新型インフル向けワクチン234万人分、今月末に期限切れ(産経新聞)

 新型インフルエンザの流行が下火となる中、スイス・ノバルティス社製の輸入ワクチン234万人分が今月末、使用期限を迎える。月内に使われなければ、廃棄される初の新型ワクチンとなる。ワクチンは国産と輸入を合わせると約1億3千万人分が余っており、今後も使用期限が来れば順次、廃棄される。危機管理として輸入分だけで1126億円もの公費が投入されただけに、国の判断には検証を求める声も出始めている。(蕎麦谷里志)

 厚生労働省によると、今月9日までに新型ワクチンを接種した人は約2300万人。ほぼ全員が国産ワクチンを接種した。当初は、接種希望者が殺到し「足りない」と混乱した新型ワクチンだが、結果的に接種したのは国民の約18%。約30%が接種する季節性インフルを大きく下回った。

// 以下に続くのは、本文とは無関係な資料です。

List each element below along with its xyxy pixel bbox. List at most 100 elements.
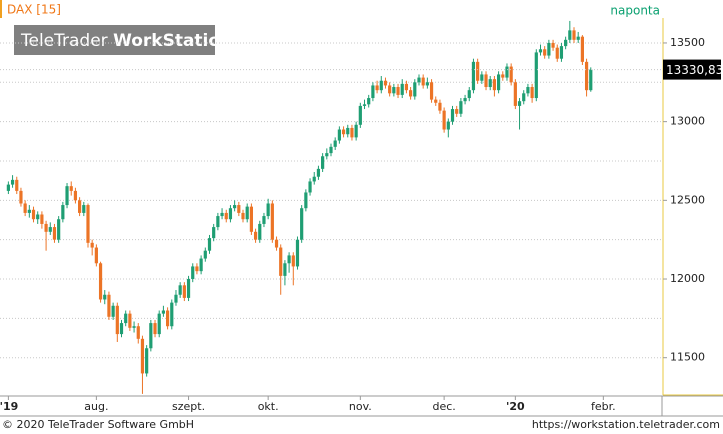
candle-body <box>400 83 404 95</box>
candle-body <box>279 247 283 276</box>
candle-body <box>568 30 572 40</box>
candle-body <box>170 302 174 327</box>
candle-body <box>107 294 111 317</box>
candle-body <box>450 109 455 122</box>
candle-body <box>438 102 442 111</box>
candle-body <box>534 52 538 99</box>
y-tick-label: 12500 <box>670 193 705 206</box>
candle-body <box>346 127 350 135</box>
candle-body <box>576 36 580 40</box>
candle-body <box>538 49 543 53</box>
candle-body <box>98 263 103 300</box>
candle-body <box>153 323 157 335</box>
candle-body <box>207 238 212 251</box>
candle-body <box>132 326 136 328</box>
y-tick-label: 13500 <box>670 36 705 49</box>
candle-body <box>555 47 559 59</box>
candle-body <box>128 313 132 328</box>
candle-body <box>182 285 186 298</box>
candle-body <box>119 323 124 335</box>
candle-body <box>36 214 40 220</box>
candle-body <box>463 98 467 102</box>
candle-body <box>203 250 207 259</box>
y-tick-label: 13000 <box>670 115 705 128</box>
candle-body <box>195 266 199 272</box>
candle-body <box>94 247 98 264</box>
candle-body <box>325 153 329 157</box>
candle-body <box>383 80 388 86</box>
candle-body <box>350 127 354 138</box>
candle-body <box>274 239 279 248</box>
candle-body <box>425 82 429 86</box>
x-tick-label: '19 <box>0 400 18 413</box>
candle-body <box>10 179 15 185</box>
candle-body <box>304 192 308 209</box>
candle-body <box>564 39 568 47</box>
candle-body <box>199 258 203 272</box>
candle-body <box>316 168 321 177</box>
candle-body <box>140 338 145 374</box>
candle-body <box>23 203 27 213</box>
candle-body <box>174 294 178 303</box>
candle-body <box>216 216 220 228</box>
candle-body <box>379 80 383 91</box>
series-marker <box>0 0 2 18</box>
candle-body <box>115 305 119 335</box>
candle-body <box>547 42 551 56</box>
candle-body <box>580 36 584 62</box>
candle-body <box>362 104 367 106</box>
source-url: https://workstation.teletrader.com <box>532 418 720 431</box>
candle-body <box>19 190 23 204</box>
candle-body <box>308 181 312 193</box>
watermark-box <box>14 25 215 55</box>
candle-body <box>409 90 413 97</box>
candle-body <box>480 74 484 81</box>
candle-body <box>31 209 36 220</box>
candle-body <box>375 85 379 91</box>
copyright: © 2020 TeleTrader Software GmbH <box>2 418 194 431</box>
candle-body <box>78 200 82 213</box>
candle-body <box>15 179 19 191</box>
candle-body <box>492 79 497 91</box>
candle-body <box>396 87 400 95</box>
candle-body <box>404 83 409 91</box>
candle-body <box>371 85 375 99</box>
candle-body <box>65 186 69 206</box>
candle-body <box>145 348 149 374</box>
candle-body <box>69 186 73 191</box>
candle-body <box>530 87 534 99</box>
candle-body <box>341 129 346 135</box>
x-tick-label: okt. <box>258 400 279 413</box>
candle-body <box>57 219 61 240</box>
candle-body <box>526 87 530 94</box>
last-price-box <box>663 59 721 80</box>
candle-body <box>149 323 153 349</box>
candle-body <box>459 101 463 114</box>
candle-body <box>358 105 362 125</box>
candle-body <box>61 205 65 220</box>
candle-body <box>82 205 86 213</box>
candle-body <box>237 205 241 213</box>
x-tick-label: dec. <box>432 400 455 413</box>
candle-body <box>48 227 52 232</box>
candle-body <box>392 87 396 94</box>
candle-body <box>505 66 509 78</box>
candle-body <box>40 214 44 224</box>
candle-body <box>249 206 253 232</box>
candle-body <box>90 242 94 248</box>
candle-body <box>245 206 249 220</box>
x-tick-label: febr. <box>591 400 616 413</box>
candle-body <box>337 129 341 141</box>
last-price-label: 13330,83 <box>666 63 723 77</box>
x-tick-label: '20 <box>506 400 525 413</box>
candle-body <box>291 255 295 267</box>
candle-body <box>484 74 488 88</box>
candle-body <box>212 227 216 239</box>
candle-body <box>321 156 325 169</box>
candle-body <box>224 212 228 220</box>
candle-body <box>178 285 182 295</box>
candle-body <box>287 255 291 264</box>
candle-body <box>434 99 438 103</box>
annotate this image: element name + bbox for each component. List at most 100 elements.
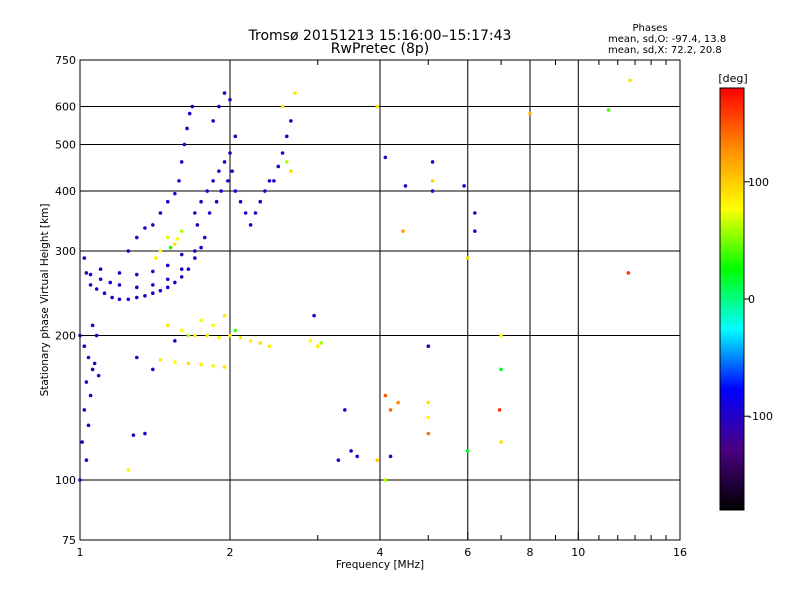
grid-lines bbox=[80, 60, 680, 540]
data-point bbox=[238, 199, 243, 204]
data-point bbox=[430, 189, 435, 193]
data-point bbox=[173, 280, 177, 285]
y-tick-label: 100 bbox=[55, 474, 76, 487]
data-point bbox=[233, 134, 238, 139]
data-point bbox=[199, 199, 203, 204]
data-point bbox=[280, 104, 285, 109]
y-tick-label: 750 bbox=[55, 54, 76, 67]
data-point bbox=[289, 119, 293, 123]
data-point bbox=[497, 408, 502, 412]
data-point bbox=[126, 249, 131, 253]
data-point bbox=[186, 267, 191, 271]
data-point bbox=[267, 344, 272, 349]
data-point bbox=[108, 280, 113, 285]
data-point bbox=[211, 179, 215, 183]
data-point bbox=[86, 355, 91, 360]
data-point bbox=[80, 440, 84, 444]
colorbar-gradient bbox=[719, 87, 745, 511]
data-point bbox=[84, 458, 89, 462]
y-axis-ticks: 75 100 200 300 400 500 600 750 bbox=[55, 54, 88, 547]
data-point bbox=[185, 126, 189, 131]
data-point bbox=[403, 184, 408, 188]
data-point bbox=[426, 431, 431, 436]
colorbar-unit: [deg] bbox=[718, 72, 747, 85]
data-point bbox=[222, 91, 227, 95]
data-point bbox=[179, 275, 184, 279]
x-tick-label: 6 bbox=[464, 546, 471, 559]
data-point bbox=[375, 458, 380, 462]
data-point bbox=[349, 449, 353, 453]
data-point bbox=[233, 189, 238, 193]
data-point bbox=[248, 339, 253, 343]
data-point bbox=[158, 249, 163, 253]
data-point bbox=[211, 323, 215, 328]
data-point bbox=[186, 361, 191, 366]
data-point bbox=[473, 229, 477, 233]
y-axis-label: Stationary phase Virtual Height [km] bbox=[39, 204, 51, 397]
data-point bbox=[143, 293, 147, 298]
data-point bbox=[219, 189, 223, 193]
phase-colorbar: [deg] 100 0 -100 bbox=[718, 72, 773, 511]
data-point bbox=[90, 323, 95, 328]
y-tick-label: 300 bbox=[55, 245, 76, 258]
data-point bbox=[134, 285, 139, 290]
data-point bbox=[179, 328, 184, 333]
data-point bbox=[280, 151, 285, 155]
data-point bbox=[193, 256, 197, 260]
data-point bbox=[462, 184, 466, 188]
data-point bbox=[165, 323, 170, 328]
chart-subtitle: RwPretec (8p) bbox=[331, 41, 429, 57]
colorbar-tick-label: -100 bbox=[748, 410, 773, 423]
data-point bbox=[284, 134, 289, 139]
data-point bbox=[258, 341, 263, 345]
data-point bbox=[179, 160, 184, 164]
data-point bbox=[199, 362, 203, 367]
data-point bbox=[168, 245, 173, 250]
data-point bbox=[88, 393, 93, 398]
data-point bbox=[499, 333, 503, 338]
data-point bbox=[226, 179, 230, 183]
x-tick-label: 4 bbox=[377, 546, 384, 559]
x-tick-label: 1 bbox=[77, 546, 84, 559]
data-point bbox=[396, 400, 400, 405]
data-point bbox=[151, 283, 155, 287]
data-point bbox=[228, 333, 232, 338]
data-point bbox=[214, 199, 219, 204]
data-point bbox=[258, 199, 263, 204]
data-point bbox=[383, 155, 388, 160]
data-point bbox=[528, 111, 532, 116]
data-point bbox=[187, 111, 192, 116]
data-point bbox=[383, 393, 388, 398]
x-tick-label: 10 bbox=[571, 546, 585, 559]
data-point bbox=[186, 333, 191, 338]
data-point bbox=[151, 291, 155, 296]
data-point bbox=[430, 160, 435, 164]
colorbar-ticks: 100 0 -100 bbox=[744, 176, 773, 423]
data-point bbox=[343, 408, 347, 412]
colorbar-tick-label: 0 bbox=[748, 293, 755, 306]
y-tick-label: 500 bbox=[55, 139, 76, 152]
data-point bbox=[383, 478, 388, 482]
data-point bbox=[96, 373, 101, 378]
data-point bbox=[158, 358, 163, 362]
data-point bbox=[117, 271, 122, 275]
data-point bbox=[151, 367, 155, 372]
x-tick-label: 8 bbox=[527, 546, 534, 559]
data-point bbox=[388, 454, 393, 459]
x-tick-label: 16 bbox=[673, 546, 687, 559]
data-point bbox=[626, 271, 631, 275]
data-point bbox=[263, 189, 267, 193]
data-point bbox=[102, 291, 107, 296]
chart-title: Tromsø 20151213 15:16:00–15:17:43 bbox=[248, 28, 512, 44]
data-point bbox=[319, 341, 324, 345]
data-point bbox=[293, 91, 297, 95]
data-point bbox=[228, 97, 232, 102]
data-point bbox=[82, 408, 87, 412]
data-point bbox=[430, 179, 435, 183]
data-point bbox=[272, 179, 276, 183]
data-point bbox=[117, 283, 122, 287]
data-point bbox=[211, 119, 215, 123]
data-point bbox=[426, 400, 431, 405]
data-point bbox=[154, 256, 158, 260]
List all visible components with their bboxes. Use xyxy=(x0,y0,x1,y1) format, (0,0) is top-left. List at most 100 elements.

 最大の原因はワクチン供給のタイミングが新型流行に間に合わなかった点にある。さらに、2回接種の予定が途中で原則1回に変わったことも、ワクチン余剰に拍車をかけた。

 その結果、現在は国産約3100万人分と輸入約9900万人分の計1億3千万人分が余った状態となっている。

 ワクチンにはすべて使用期限がある。短いのがノバルティス社製で、製造から半年間。それぞれ製造時期が異なるため、今月末に234万人分が期限を迎え、今夏には同社の2500万人分がすべて使えなくなる。国産は使用期限が半年と1年のものがあり、今年4月から順次、期限切れが出始める。

 輸入ワクチンの残り7400万人分をしめる英・グラクソ・スミスクライン(GSK)製のワクチンは使用期限が1年半と比較的長め。厚労省は「再流行した場合や来季にも使える」と期待する。しかし、来季は季節性と新型を1本に混合した新しいワクチンが登場するため、新型だけのワクチンを接種する人は限られる可能性が高い。

 厚労省では現在、輸入ワクチンについてメーカー側と一部を契約解約できないか交渉中。すでにドイツやノルウェーなどはGSKと契約したワクチンの約3割を解約することで合意している。

 ワクチン輸入に使われた税金は1126億円。厚労省は「危機管理上の判断だった」と強調している。ただ、元北海道小樽市保健所長で、インフルに詳しい外岡(とのおか)立人(たつひと)氏は「今回のように季節性と毒性が大きく変わらない新型インフルで、これほど大量のワクチンが必要だったのか。今後の検証が必要だろう」と話している。